Je poursuis ma lecture commentée de la lettre à Louise Brunot, sur les traces de Bernard Pitaud(1). Si elle insiste sur notre mort, c'est que notre naissance à Dieu au sens de Jean 3 se fait "à proportion" de notre mort. C'est à dire que tout abandons, de l'obéissance à notre père spirituel  jusqu'au renoncement qui nous conduit à "obéir au métro qu'on rate" est à la fois obéissance au monde, renoncement à "sa volonté propre" et de ce fait abandon au vouloir de Dieu sur nous. Plus qu'un regard mystique sur le monde, c'est aussi une hygiène de vie, un retour au centre
 Non pas ce que je veux mais ce que Tu veux.

(1) supplément 99 de la lettre que Amis de Madeleine Delbrêl, op. Cit p. 3


03 février 2016

Visage intérieur

‎"Prendre conscience du jardin intérieur (...) causer interminablement avec le Verbe fait chair et nous enfoncer dans son visage" (1)
L'expression est bizarre. S'enfoncer dans le visage. Que veut dire Madeleine Delbrêl dans cette métaphore ? Probablement que derrière le visage réside l'âme, derrière l'apparence demeure le Saint des Saints, ce coeur auquel on ne parvient que lorsqu'on a fait silence, fait taire notre "propre brouhaha", quand au delà de l'émotion causée par le visage on se laisse mouvoir par autre chose, par l'Esprit qui nous conduit à Dieu.

Pour cela, précise-t-elle‎ il faut atteindre "la volonté de ne plus vouloir", se couler dans "l'obéissance qui tue si bien notre volonté" qui n'est plus alors esclavage, mais liberté de celui qui a trouvé sa voie, qui n'écoute plus les tentations du monde, mais l'amour qui se cache en nous pour éclore.

(1) Lettre à Louise Brunot du 4 janvier 1933, cité dans le supplément 99 de la Lettre aux Amis de Madeleine Delbrêl.

02 février 2016

Le pauvre attendu

"La présence réelle du Christ dans le pauvre connu en tant que personne est peut-être, quand elle est vraiment crue, ce qui peut faire éclater n'importe quelle situation sociale et la rendre authentiquement chrétienne. Le pauvre ne doit pas être quelqu'un de supporté, de toléré mais d'attendu". (1)
Ne rejoint-on pas là ce que Levinas appelle l'irruption du visage de l'autre, l'appel du visage ? Peut-être va t-on même plus loin encore. Car pour Madeleine Delbrêl il n'y a pas de limite à l'appel. On ne peut pas dire : "on fera ceci jusqu'ici - Cela jusque-là. Il ne nous doit jamais rien. C'est nous qui lui devons ce que nous devons au Christ lui-même". (2)
Les propos sont forts. Ils nous interpellent jusqu'aux jointures de l'âme (Heb 4, 14)‎ et font écho à cette parabole de la compassion de Luc 10.
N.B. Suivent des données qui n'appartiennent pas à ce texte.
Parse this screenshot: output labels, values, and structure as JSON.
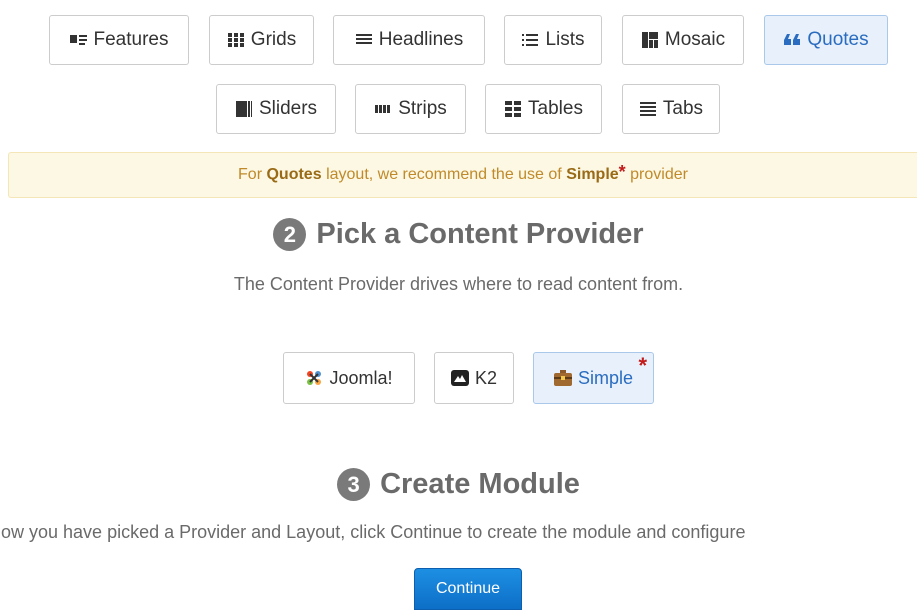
{
  "layouts": [
    {
      "label": "Features",
      "icon": "features-icon"
    },
    {
      "label": "Grids",
      "icon": "grids-icon"
    },
    {
      "label": "Headlines",
      "icon": "headlines-icon"
    },
    {
      "label": "Lists",
      "icon": "lists-icon"
    },
    {
      "label": "Mosaic",
      "icon": "mosaic-icon"
    },
    {
      "label": "Quotes",
      "icon": "quotes-icon",
      "active": true
    },
    {
      "label": "Sliders",
      "icon": "sliders-icon"
    },
    {
      "label": "Strips",
      "icon": "strips-icon"
    },
    {
      "label": "Tables",
      "icon": "tables-icon"
    },
    {
      "label": "Tabs",
      "icon": "tabs-icon"
    }
  ],
  "alert": {
    "prefix": "For",
    "layout": "Quotes",
    "middle": "layout, we recommend the use of",
    "provider": "Simple",
    "star": "*",
    "suffix": "provider"
  },
  "step2": {
    "number": "2",
    "title": "Pick a Content Provider",
    "description": "The Content Provider drives where to read content from."
  },
  "providers": [
    {
      "label": "Joomla!",
      "icon": "joomla-icon"
    },
    {
      "label": "K2",
      "icon": "k2-icon"
    },
    {
      "label": "Simple",
      "icon": "simple-icon",
      "active": true,
      "star": "*"
    }
  ],
  "step3": {
    "number": "3",
    "title": "Create Module",
    "description": "Now you have picked a Provider and Layout, click Continue to create the module and configure"
  },
  "continue_label": "Continue",
  "colors": {
    "accent": "#2a6cc0",
    "active_bg": "#e8f1fb",
    "alert_bg": "#fcf8e3",
    "star": "#c21b1b",
    "primary_button": "#1279d4"
  }
}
(1) Madeleine Delbrêl, AMD IV, note de 1964, La joie de croire, p. 88, cité dans le supplément n. 103, op. Cit p. 2.
(2)‎ ibid.

Leçons de pauvreté

"Seuls des hommes qui auront accepté du Christ [une] leçon pauvreté et de douceur pourront comme l'ont pu les saints révéler les secrets des Béatitudes qui sont en effet les mêmes pour tous" (1) 
Il y a, en effet, me semble-t-il, une pédagogie du Christ qui, en nous conduisant jusqu'au vide et à la nuit, nous laisse découvrir la porte étroite. 
A contempler.

(1) Madeleine Delbrêl, lettre ‎à Jean Durand du 4 septembre 1951, cité dans le supplément au n. 103 de la lettre aux Amis de Madeleine Delbrêl de janvier 2016.